"We affirm that these ends for which this Government was instituted have been defeated, and the Government itself has been made destructive of them by the action of the non-slaveholding States. Those States have assume the right of deciding upon the propriety of our domestic institutions; and have denied the rights of property established in fifteen of the States and recognized by the Constitution; they have denounced as sinful the institution of slavery; they have permitted open establishment among them of societies, whose avowed object is to disturb the peace and to eloign the property of the citizens of other States. They have encouraged and assisted thousands of our slaves to leave their homes; and those who remain, have been incited by emissaries, books and pictures to servile insurrection."
We don't need to look at any of the Southern states reasons for leaving, because that had nothing to do with why troops were sent to invade their states.
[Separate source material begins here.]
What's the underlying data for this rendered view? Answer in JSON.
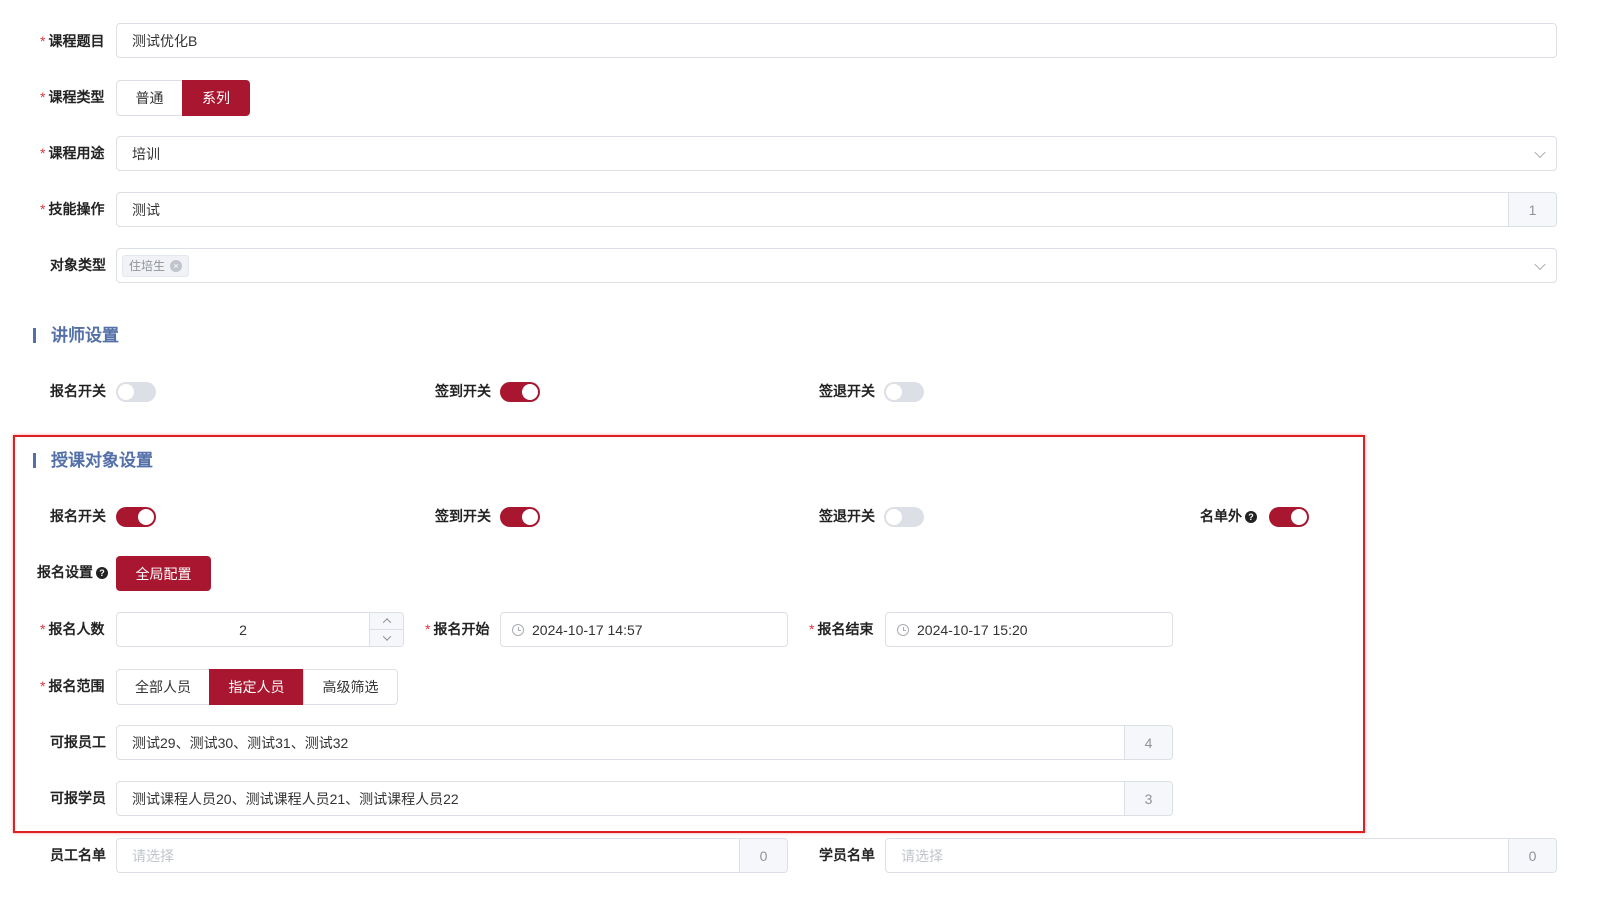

The only positions we need to concern ourselves with is why Union troops were invading those states. Lincoln controlled the bloodshed. No one else controlled the bloodshed but Lincoln.
He could order men to fight, or he could order them to stop. The Southern states had no control over the violence, because it was being visited upon them, not the other way around.
What were the Union reasons for invading? That is the only question that matters.
Thanks for a great quote.
I have seen no evidence that abolitionism, run-away slaves or slave-rebellion were in any way a problem in South Carolina.
There was simply no way for large numbers of South Carolina slaves to escape up the Underground Railroad to freedom in the North.
So I view such claims as Fire Eater propaganda, intended to incite Deep South whites to support secession, rather than as actual facts on the ground.